A data warehouse is a data storage solution that aggregates a massive amount of historical data. It supports querying, reporting, analytics, and business intelligence (BI).
Redshift is a petabyte-scale data warehousing solution (Business Intelligence).
Amazon Redshift is a cloud data warehouse. It makes it fast, simple, and cost-effective to analyze all your data using standard SQL and your existing Business Intelligence (BI) tools. It allows you to run complex analytic queries against terabytes to petabytes of structured and semi-structured data.
It uses sophisticated query optimization, columnar storage on high-performance storage, and massively parallel query execution. Most results come back in seconds.
- Column based database; Data can be loaded from S3.
- Not for transactional-based processing, which RDS can support.
- Not for unstructured data, which NoSQL can support.
- MPP (Massively Parallel Processing)
- Use Cases
- Used for OLAP (OnLine Analytics Processing) workloads (retrieval and analytics).
- Data Consolidation: consolidate multiple data sources for reporting.
- Single Node
- Multi Nodes: Leader node + Compute node
- Kinesis can inject data into Redshift.

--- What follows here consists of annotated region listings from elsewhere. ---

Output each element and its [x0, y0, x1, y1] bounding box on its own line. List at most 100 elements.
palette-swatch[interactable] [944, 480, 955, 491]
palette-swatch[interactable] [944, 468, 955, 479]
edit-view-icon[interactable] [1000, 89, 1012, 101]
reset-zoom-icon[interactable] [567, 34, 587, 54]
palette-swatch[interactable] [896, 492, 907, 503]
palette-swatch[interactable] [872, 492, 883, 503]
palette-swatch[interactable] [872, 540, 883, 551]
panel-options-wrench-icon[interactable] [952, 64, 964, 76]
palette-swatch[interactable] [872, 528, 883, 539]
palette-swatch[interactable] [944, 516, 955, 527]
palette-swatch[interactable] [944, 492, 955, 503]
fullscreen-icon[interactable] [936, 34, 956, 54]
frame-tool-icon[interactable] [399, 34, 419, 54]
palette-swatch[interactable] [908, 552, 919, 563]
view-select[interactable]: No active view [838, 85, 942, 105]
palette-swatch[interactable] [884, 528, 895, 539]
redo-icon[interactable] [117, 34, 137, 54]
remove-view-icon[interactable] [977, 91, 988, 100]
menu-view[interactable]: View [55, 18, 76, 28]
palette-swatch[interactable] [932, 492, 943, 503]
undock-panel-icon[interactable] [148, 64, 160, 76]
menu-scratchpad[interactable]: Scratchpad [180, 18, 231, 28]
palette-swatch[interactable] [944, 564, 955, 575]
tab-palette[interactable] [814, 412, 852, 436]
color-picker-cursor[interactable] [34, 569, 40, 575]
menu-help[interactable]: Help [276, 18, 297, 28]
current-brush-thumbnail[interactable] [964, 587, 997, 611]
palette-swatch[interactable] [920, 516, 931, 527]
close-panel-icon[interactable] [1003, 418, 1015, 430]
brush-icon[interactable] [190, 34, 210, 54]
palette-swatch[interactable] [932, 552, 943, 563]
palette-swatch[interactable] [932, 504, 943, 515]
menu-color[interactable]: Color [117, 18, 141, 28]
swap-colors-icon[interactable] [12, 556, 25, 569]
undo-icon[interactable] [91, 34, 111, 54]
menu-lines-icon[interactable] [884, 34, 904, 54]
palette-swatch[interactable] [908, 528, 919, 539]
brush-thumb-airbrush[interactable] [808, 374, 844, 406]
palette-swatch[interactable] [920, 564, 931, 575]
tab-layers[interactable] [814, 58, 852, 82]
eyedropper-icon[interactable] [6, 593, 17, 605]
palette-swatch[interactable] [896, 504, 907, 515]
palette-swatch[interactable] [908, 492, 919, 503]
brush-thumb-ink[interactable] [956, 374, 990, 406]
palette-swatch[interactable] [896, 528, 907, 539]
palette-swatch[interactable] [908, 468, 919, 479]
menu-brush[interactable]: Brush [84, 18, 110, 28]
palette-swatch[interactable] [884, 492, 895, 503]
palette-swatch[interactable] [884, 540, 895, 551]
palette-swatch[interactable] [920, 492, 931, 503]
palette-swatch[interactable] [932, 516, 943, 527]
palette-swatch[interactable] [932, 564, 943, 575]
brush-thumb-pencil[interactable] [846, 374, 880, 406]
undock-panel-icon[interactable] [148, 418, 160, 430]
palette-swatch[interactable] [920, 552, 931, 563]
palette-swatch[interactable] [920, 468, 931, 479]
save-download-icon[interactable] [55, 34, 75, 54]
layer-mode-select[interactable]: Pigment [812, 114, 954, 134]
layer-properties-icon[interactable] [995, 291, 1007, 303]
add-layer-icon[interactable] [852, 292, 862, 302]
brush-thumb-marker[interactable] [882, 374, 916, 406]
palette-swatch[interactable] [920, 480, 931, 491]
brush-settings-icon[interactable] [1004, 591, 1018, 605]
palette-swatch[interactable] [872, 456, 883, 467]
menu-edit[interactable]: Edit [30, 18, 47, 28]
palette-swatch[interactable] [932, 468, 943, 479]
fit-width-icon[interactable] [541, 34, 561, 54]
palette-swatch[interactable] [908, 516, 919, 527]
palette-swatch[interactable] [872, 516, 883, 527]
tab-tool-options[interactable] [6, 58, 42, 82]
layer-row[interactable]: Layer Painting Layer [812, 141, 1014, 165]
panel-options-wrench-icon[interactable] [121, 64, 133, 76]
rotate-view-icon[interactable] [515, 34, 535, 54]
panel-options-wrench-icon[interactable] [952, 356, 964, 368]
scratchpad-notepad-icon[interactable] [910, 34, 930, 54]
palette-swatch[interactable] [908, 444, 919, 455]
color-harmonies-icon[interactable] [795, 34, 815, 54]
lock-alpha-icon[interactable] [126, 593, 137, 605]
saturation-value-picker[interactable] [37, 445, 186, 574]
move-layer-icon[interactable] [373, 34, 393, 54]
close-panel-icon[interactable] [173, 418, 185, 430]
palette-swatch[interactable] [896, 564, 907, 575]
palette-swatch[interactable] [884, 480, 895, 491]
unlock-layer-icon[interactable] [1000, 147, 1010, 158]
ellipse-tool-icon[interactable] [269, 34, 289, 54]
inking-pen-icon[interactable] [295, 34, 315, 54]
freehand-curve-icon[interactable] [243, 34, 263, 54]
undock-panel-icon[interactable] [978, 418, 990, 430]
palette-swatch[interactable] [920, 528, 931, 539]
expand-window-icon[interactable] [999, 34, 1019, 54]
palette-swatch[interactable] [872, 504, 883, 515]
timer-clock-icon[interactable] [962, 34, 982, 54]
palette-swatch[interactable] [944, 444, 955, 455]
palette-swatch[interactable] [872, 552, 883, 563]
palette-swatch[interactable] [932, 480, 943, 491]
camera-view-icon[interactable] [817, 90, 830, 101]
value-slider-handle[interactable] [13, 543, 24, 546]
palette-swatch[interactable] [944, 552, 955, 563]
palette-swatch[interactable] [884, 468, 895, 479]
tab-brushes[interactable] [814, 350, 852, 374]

Redshift is used for analyzing summarized data from other services such as Kinesis or RDS.
- Charges: Compute Node Hours (no charge for leader node hours), Backups, Data Transfer inside VPC
- Security: SSL in transit, AES-256 encryption at rest
- Backups: You can create snapshots in inter-AZs and even inter-regions.
Redshift Spectrum is a feature of Amazon Redshift.
- Spectrum queries and analyzes data in S3 using the open data formats you already use, with no data loading or transformations (ETL).
Redshift Enhanced VPC Routing
With Enhanced VPC Routing enabled, Redshift forces all COPY and UNLOAD traffic between the cluster and data repositories through the Amazon VPC. If Enhanced VPC Routing is not enabled, Redshift routes traffic through the internet.
By using Enhanced VPC Routing, you can use standard VPC features, such as security groups, network access control lists (ACLs), VPC endpoints, internet gateways, and Domain Name System (DNS) servers.
You can also monitor COPY and UNLOAD traffic using VPC Flow Logs.